Global ischemia for 30 min followed by 120 min of reperfusion markedly increased the release of LDH as compared to sham control. Four episodes of IPC significantly reduced the I/R induced increase in the release of LDH in normal rat heart but not in the diabetic rat heart. Moreover, IPC induced decrease in the release of LDH was significantly restored in DDZ pre-treated, and in sodium nitrite perfused diabetic rat heart. However, perfusion with 5-HD significantly attenuated the decrease in the release of LDH in normal, DDZ pre-treated and sodium nitrite perfused diabetic rat heart alone or in combination (Figure 4).

Global ischemia for 30 min followed by 120 min of reperfusion markedly increased the release of CK-MB, as compared to sham control. Four episodes of IPC significantly reduced the I/R induced increase in the release of CK-MB in normal rat heart but not in the diabetic rat heart. Moreover, IPC induced decrease release of CK-MB was significantly restored in DDZ pre-treated and sodium nitrite perfused diabetic rat heart.

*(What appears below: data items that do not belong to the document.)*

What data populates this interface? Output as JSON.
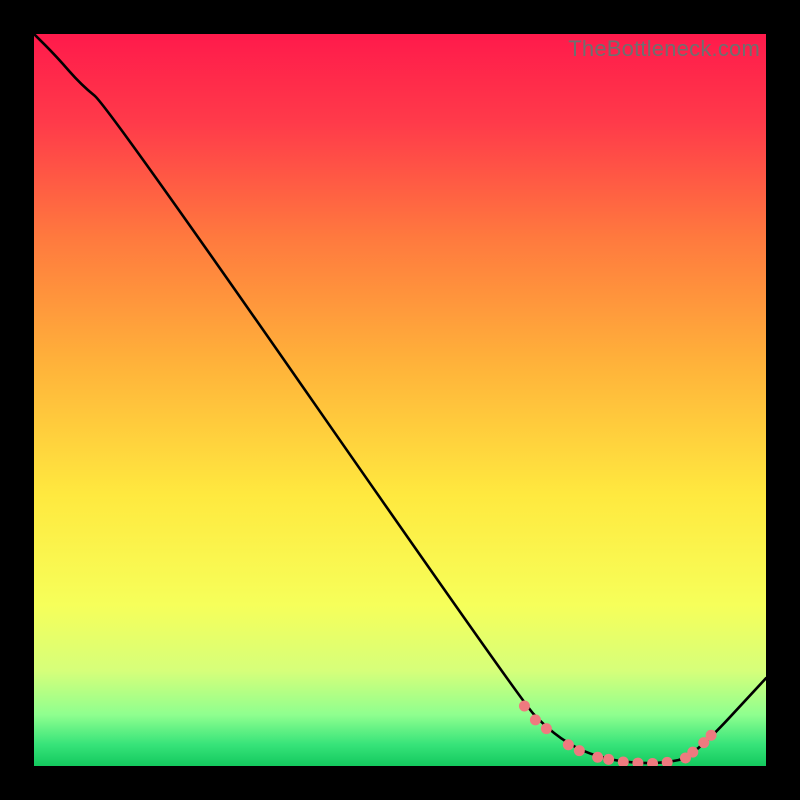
{
  "watermark": "TheBottleneck.com",
  "chart_data": {
    "type": "line",
    "title": "",
    "xlabel": "",
    "ylabel": "",
    "xlim": [
      0,
      100
    ],
    "ylim": [
      0,
      100
    ],
    "grid": false,
    "legend": false,
    "gradient_stops": [
      {
        "offset": 0,
        "color": "#ff1a4b"
      },
      {
        "offset": 12,
        "color": "#ff3a4a"
      },
      {
        "offset": 28,
        "color": "#ff7a3e"
      },
      {
        "offset": 45,
        "color": "#ffb23a"
      },
      {
        "offset": 63,
        "color": "#ffe93f"
      },
      {
        "offset": 78,
        "color": "#f6ff5a"
      },
      {
        "offset": 87,
        "color": "#d6ff7a"
      },
      {
        "offset": 93,
        "color": "#8fff8f"
      },
      {
        "offset": 97,
        "color": "#38e47a"
      },
      {
        "offset": 100,
        "color": "#13c95e"
      }
    ],
    "series": [
      {
        "name": "bottleneck-curve",
        "color": "#000000",
        "x": [
          0.0,
          3.0,
          6.5,
          10.0,
          66.5,
          70.0,
          74.0,
          78.0,
          82.0,
          86.0,
          90.0,
          100.0
        ],
        "y": [
          100.0,
          97.0,
          93.0,
          90.2,
          9.0,
          5.2,
          2.4,
          1.0,
          0.4,
          0.4,
          1.2,
          12.0
        ]
      }
    ],
    "markers": {
      "color": "#ef7a7f",
      "radius": 5.5,
      "points": [
        {
          "x": 67.0,
          "y": 8.2
        },
        {
          "x": 68.5,
          "y": 6.3
        },
        {
          "x": 70.0,
          "y": 5.1
        },
        {
          "x": 73.0,
          "y": 2.9
        },
        {
          "x": 74.5,
          "y": 2.1
        },
        {
          "x": 77.0,
          "y": 1.2
        },
        {
          "x": 78.5,
          "y": 0.9
        },
        {
          "x": 80.5,
          "y": 0.55
        },
        {
          "x": 82.5,
          "y": 0.4
        },
        {
          "x": 84.5,
          "y": 0.35
        },
        {
          "x": 86.5,
          "y": 0.5
        },
        {
          "x": 89.0,
          "y": 1.1
        },
        {
          "x": 90.0,
          "y": 1.9
        },
        {
          "x": 91.5,
          "y": 3.2
        },
        {
          "x": 92.5,
          "y": 4.2
        }
      ]
    }
  }
}
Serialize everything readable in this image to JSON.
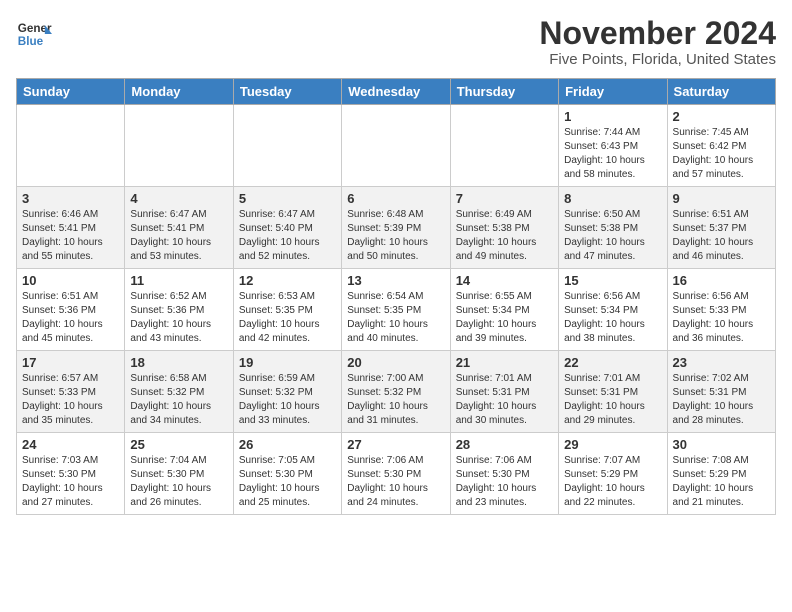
{
  "header": {
    "logo_line1": "General",
    "logo_line2": "Blue",
    "month": "November 2024",
    "location": "Five Points, Florida, United States"
  },
  "weekdays": [
    "Sunday",
    "Monday",
    "Tuesday",
    "Wednesday",
    "Thursday",
    "Friday",
    "Saturday"
  ],
  "weeks": [
    [
      {
        "day": "",
        "info": ""
      },
      {
        "day": "",
        "info": ""
      },
      {
        "day": "",
        "info": ""
      },
      {
        "day": "",
        "info": ""
      },
      {
        "day": "",
        "info": ""
      },
      {
        "day": "1",
        "info": "Sunrise: 7:44 AM\nSunset: 6:43 PM\nDaylight: 10 hours and 58 minutes."
      },
      {
        "day": "2",
        "info": "Sunrise: 7:45 AM\nSunset: 6:42 PM\nDaylight: 10 hours and 57 minutes."
      }
    ],
    [
      {
        "day": "3",
        "info": "Sunrise: 6:46 AM\nSunset: 5:41 PM\nDaylight: 10 hours and 55 minutes."
      },
      {
        "day": "4",
        "info": "Sunrise: 6:47 AM\nSunset: 5:41 PM\nDaylight: 10 hours and 53 minutes."
      },
      {
        "day": "5",
        "info": "Sunrise: 6:47 AM\nSunset: 5:40 PM\nDaylight: 10 hours and 52 minutes."
      },
      {
        "day": "6",
        "info": "Sunrise: 6:48 AM\nSunset: 5:39 PM\nDaylight: 10 hours and 50 minutes."
      },
      {
        "day": "7",
        "info": "Sunrise: 6:49 AM\nSunset: 5:38 PM\nDaylight: 10 hours and 49 minutes."
      },
      {
        "day": "8",
        "info": "Sunrise: 6:50 AM\nSunset: 5:38 PM\nDaylight: 10 hours and 47 minutes."
      },
      {
        "day": "9",
        "info": "Sunrise: 6:51 AM\nSunset: 5:37 PM\nDaylight: 10 hours and 46 minutes."
      }
    ],
    [
      {
        "day": "10",
        "info": "Sunrise: 6:51 AM\nSunset: 5:36 PM\nDaylight: 10 hours and 45 minutes."
      },
      {
        "day": "11",
        "info": "Sunrise: 6:52 AM\nSunset: 5:36 PM\nDaylight: 10 hours and 43 minutes."
      },
      {
        "day": "12",
        "info": "Sunrise: 6:53 AM\nSunset: 5:35 PM\nDaylight: 10 hours and 42 minutes."
      },
      {
        "day": "13",
        "info": "Sunrise: 6:54 AM\nSunset: 5:35 PM\nDaylight: 10 hours and 40 minutes."
      },
      {
        "day": "14",
        "info": "Sunrise: 6:55 AM\nSunset: 5:34 PM\nDaylight: 10 hours and 39 minutes."
      },
      {
        "day": "15",
        "info": "Sunrise: 6:56 AM\nSunset: 5:34 PM\nDaylight: 10 hours and 38 minutes."
      },
      {
        "day": "16",
        "info": "Sunrise: 6:56 AM\nSunset: 5:33 PM\nDaylight: 10 hours and 36 minutes."
      }
    ],
    [
      {
        "day": "17",
        "info": "Sunrise: 6:57 AM\nSunset: 5:33 PM\nDaylight: 10 hours and 35 minutes."
      },
      {
        "day": "18",
        "info": "Sunrise: 6:58 AM\nSunset: 5:32 PM\nDaylight: 10 hours and 34 minutes."
      },
      {
        "day": "19",
        "info": "Sunrise: 6:59 AM\nSunset: 5:32 PM\nDaylight: 10 hours and 33 minutes."
      },
      {
        "day": "20",
        "info": "Sunrise: 7:00 AM\nSunset: 5:32 PM\nDaylight: 10 hours and 31 minutes."
      },
      {
        "day": "21",
        "info": "Sunrise: 7:01 AM\nSunset: 5:31 PM\nDaylight: 10 hours and 30 minutes."
      },
      {
        "day": "22",
        "info": "Sunrise: 7:01 AM\nSunset: 5:31 PM\nDaylight: 10 hours and 29 minutes."
      },
      {
        "day": "23",
        "info": "Sunrise: 7:02 AM\nSunset: 5:31 PM\nDaylight: 10 hours and 28 minutes."
      }
    ],
    [
      {
        "day": "24",
        "info": "Sunrise: 7:03 AM\nSunset: 5:30 PM\nDaylight: 10 hours and 27 minutes."
      },
      {
        "day": "25",
        "info": "Sunrise: 7:04 AM\nSunset: 5:30 PM\nDaylight: 10 hours and 26 minutes."
      },
      {
        "day": "26",
        "info": "Sunrise: 7:05 AM\nSunset: 5:30 PM\nDaylight: 10 hours and 25 minutes."
      },
      {
        "day": "27",
        "info": "Sunrise: 7:06 AM\nSunset: 5:30 PM\nDaylight: 10 hours and 24 minutes."
      },
      {
        "day": "28",
        "info": "Sunrise: 7:06 AM\nSunset: 5:30 PM\nDaylight: 10 hours and 23 minutes."
      },
      {
        "day": "29",
        "info": "Sunrise: 7:07 AM\nSunset: 5:29 PM\nDaylight: 10 hours and 22 minutes."
      },
      {
        "day": "30",
        "info": "Sunrise: 7:08 AM\nSunset: 5:29 PM\nDaylight: 10 hours and 21 minutes."
      }
    ]
  ]
}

However, perfusion with 5-HD significantly attenuated the decrease in the release of CK-MB in normal, DDZ pre-treated and sodium nitrite perfused diabetic rat heart alone or in combination (Figure 5).

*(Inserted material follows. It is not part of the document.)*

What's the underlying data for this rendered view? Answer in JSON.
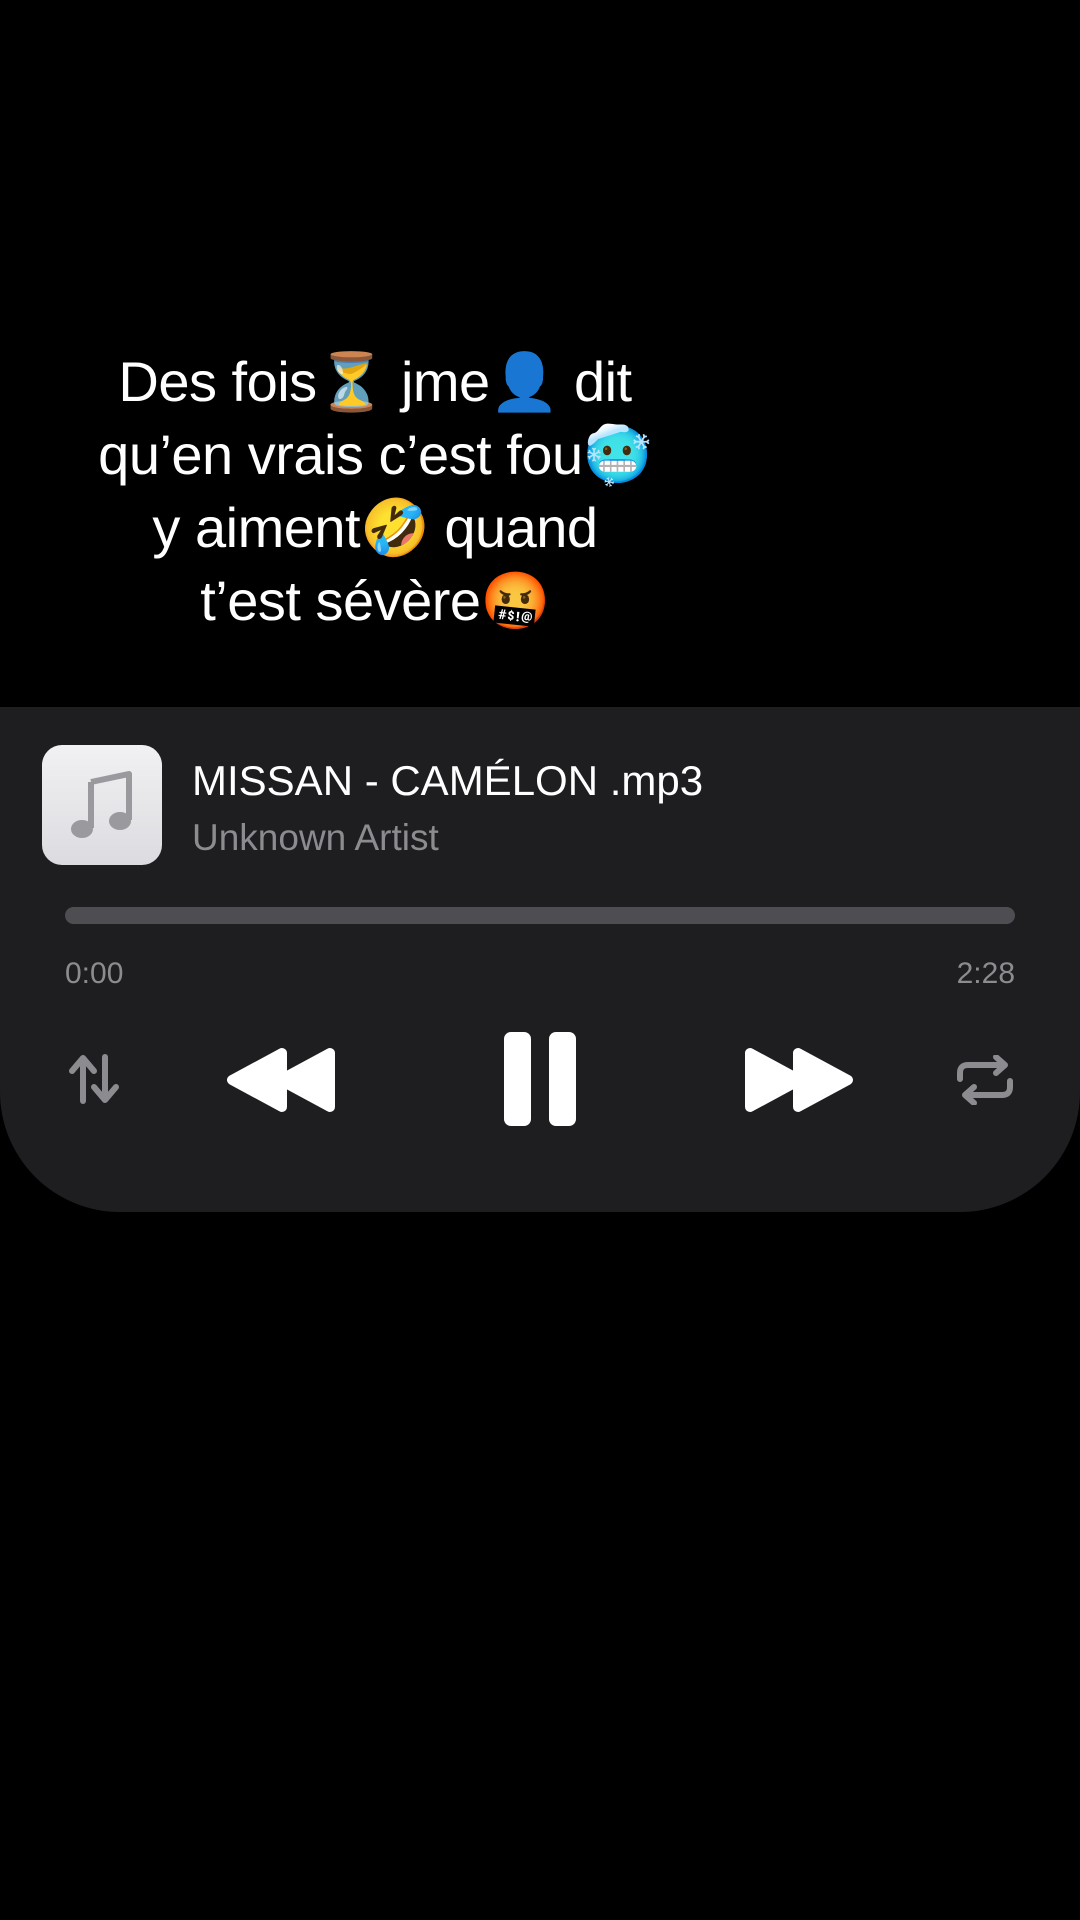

Four episodes of IPC significantly increased the release of nitrite into coronary effluent of normal animals, as compared to I/R group but not in isolated heart obtained from diabetic rat. Treatment with daidzein, a caveolin inhibitor (0.2 mg/Kg/s.c, one week), significantly increased, the release of nitrite in diabetic rat heart subjected to IPC (Figure 6).